Este é o quarto ano em que a Prefeitura de Diadema, por meio da Secretaria de Assistência Social e Cidadania (SASC), realiza a Operação Inverno com o objetivo de potencializar ações voltadas às pessoas em situação de rua durante esse período mais frio.

“Este ano, com a implantação do Centro de Acolhida Emergencial, a expectativa é ampliar o atendimento integral, preservando a população em situação de rua das baixas temperaturas e do risco de contágio do novo coronavírus. Para tanto, o Serviço de Abordagem Social intensificou as intervenções para aumentar o alcance a essa população”, explicou o secretário de Assistência Social e Cidadania, José Luiz Rizzo.

Em virtude da pandemia, a SASC estabeleceu contrato emergencial para criação de duas unidades de Centro de Acolhida que, ao todo, ofertam 40 vagas. Essa iniciativa é mais uma medida de enfrentamento ao novo coronavírus. Cada Centro de Acolhida conta com atendimento 24h e prevê permanência por 14 dias para cada pessoa, alimentação, dormitório e entretenimento. A empresa executora do serviço é a ABASC (Associação Brasileira de Ação Social Cristã) e o encaminhamento também deve ser feito pelo Centro Pop ou pela Saúde para os casos de suspeita ou confirmação de Covid-19.

Além disso, a Prefeitura de Diadema mantém convênio com duas organizações da sociedade civil para a oferta, durante o ano todo, de 70 vagas em acolhimento noturno, sendo que a inserção é realizada após referenciamento e encaminhamento do Centro Pop.

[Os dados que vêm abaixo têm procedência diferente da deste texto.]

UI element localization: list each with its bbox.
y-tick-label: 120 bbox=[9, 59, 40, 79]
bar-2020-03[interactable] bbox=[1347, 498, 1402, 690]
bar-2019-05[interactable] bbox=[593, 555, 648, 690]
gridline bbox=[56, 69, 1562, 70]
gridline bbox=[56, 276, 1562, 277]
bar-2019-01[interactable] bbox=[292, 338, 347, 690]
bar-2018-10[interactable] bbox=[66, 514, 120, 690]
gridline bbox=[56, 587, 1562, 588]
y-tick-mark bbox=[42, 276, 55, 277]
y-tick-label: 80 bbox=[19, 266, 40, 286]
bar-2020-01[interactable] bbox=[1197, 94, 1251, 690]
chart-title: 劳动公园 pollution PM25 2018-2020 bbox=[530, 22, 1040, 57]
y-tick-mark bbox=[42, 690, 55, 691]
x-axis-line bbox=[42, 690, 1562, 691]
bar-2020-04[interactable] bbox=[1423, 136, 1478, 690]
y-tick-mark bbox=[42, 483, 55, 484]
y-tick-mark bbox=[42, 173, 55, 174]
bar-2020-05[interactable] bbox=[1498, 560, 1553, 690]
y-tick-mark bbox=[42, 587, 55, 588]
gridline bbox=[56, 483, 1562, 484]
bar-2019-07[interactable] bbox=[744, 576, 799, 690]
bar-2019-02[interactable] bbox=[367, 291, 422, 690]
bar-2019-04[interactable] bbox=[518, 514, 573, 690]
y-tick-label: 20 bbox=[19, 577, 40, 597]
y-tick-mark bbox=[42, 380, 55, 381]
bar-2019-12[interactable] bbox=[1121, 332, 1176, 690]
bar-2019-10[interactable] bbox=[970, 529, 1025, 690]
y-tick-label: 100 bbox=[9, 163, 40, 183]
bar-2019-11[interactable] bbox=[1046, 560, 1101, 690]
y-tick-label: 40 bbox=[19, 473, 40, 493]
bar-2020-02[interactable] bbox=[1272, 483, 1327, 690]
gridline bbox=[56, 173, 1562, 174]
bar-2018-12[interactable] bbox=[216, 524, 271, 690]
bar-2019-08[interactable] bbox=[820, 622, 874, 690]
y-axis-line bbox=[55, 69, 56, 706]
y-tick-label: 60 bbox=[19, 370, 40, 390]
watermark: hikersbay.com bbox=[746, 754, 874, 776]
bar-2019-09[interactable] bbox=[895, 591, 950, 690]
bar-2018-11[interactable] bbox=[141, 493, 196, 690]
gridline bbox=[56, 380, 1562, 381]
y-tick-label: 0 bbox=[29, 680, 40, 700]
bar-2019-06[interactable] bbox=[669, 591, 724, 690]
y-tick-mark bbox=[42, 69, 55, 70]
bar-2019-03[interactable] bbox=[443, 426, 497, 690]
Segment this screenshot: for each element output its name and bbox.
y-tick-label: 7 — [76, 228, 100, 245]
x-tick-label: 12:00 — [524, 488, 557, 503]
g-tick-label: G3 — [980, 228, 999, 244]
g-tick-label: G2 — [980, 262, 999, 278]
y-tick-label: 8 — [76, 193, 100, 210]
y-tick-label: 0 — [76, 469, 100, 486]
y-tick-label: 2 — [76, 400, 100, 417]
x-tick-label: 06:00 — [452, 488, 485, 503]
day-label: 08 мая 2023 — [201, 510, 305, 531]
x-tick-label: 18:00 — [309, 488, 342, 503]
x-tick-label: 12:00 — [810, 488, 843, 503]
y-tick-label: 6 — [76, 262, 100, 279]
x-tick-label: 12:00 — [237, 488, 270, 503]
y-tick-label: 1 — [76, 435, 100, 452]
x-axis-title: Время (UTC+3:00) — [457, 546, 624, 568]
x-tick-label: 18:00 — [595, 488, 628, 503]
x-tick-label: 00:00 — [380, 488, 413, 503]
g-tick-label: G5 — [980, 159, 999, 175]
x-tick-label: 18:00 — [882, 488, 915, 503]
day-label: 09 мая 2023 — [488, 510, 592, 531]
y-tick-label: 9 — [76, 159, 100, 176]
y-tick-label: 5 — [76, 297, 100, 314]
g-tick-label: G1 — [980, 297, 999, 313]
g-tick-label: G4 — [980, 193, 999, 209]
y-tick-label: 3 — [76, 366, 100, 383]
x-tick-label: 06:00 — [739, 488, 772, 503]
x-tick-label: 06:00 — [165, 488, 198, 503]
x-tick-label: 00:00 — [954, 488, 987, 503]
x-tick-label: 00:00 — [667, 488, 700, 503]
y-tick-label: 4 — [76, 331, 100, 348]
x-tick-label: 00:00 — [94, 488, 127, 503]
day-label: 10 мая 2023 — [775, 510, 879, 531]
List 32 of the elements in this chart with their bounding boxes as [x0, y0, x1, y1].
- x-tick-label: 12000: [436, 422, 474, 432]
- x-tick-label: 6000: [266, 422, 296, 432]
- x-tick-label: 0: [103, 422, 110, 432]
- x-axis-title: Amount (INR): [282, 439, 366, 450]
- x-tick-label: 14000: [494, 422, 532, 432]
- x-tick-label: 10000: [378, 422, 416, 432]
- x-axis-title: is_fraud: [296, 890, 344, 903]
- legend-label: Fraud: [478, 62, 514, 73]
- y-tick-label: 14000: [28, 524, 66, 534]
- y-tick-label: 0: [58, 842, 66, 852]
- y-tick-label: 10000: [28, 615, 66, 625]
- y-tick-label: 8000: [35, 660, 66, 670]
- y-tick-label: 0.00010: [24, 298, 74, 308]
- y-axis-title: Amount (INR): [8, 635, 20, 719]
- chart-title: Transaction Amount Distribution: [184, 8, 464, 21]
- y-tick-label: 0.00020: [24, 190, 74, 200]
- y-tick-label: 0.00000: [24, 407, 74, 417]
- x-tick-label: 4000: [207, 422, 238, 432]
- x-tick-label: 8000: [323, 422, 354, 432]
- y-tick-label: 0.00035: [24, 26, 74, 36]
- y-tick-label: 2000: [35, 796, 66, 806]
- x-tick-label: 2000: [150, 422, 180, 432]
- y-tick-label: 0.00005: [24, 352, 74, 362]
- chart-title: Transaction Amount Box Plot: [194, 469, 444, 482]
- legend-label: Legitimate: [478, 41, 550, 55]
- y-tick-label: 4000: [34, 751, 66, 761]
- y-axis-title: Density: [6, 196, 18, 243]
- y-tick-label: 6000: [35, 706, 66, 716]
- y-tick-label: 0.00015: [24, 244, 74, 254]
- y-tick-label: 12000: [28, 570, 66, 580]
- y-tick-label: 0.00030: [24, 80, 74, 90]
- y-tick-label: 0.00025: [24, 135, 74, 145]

O Centro Pop oferece apoio por meio de ações que vão desde a oferta de banho, uso do guarda volume, realização de ligações telefônicas (que contribui para quem está em busca de trabalho ou de retomada de vínculos com a família) até articulações mais complexas, como a busca de albergues, atendimentos na área de saúde e outros serviços nos quais a população em situação de rua se sinta acolhida. Além disso, a equipe técnica – composta por assistente social, psicóloga e educador social – realiza estudo dos casos de forma que a rede municipal de assistência possa ser acionada para que os usuários acessem programas e serviços de acordo com suas necessidades e dentro dos seus direitos. Por mês, são realizados em média 750 atendimentos e 40 ações de abordagem social.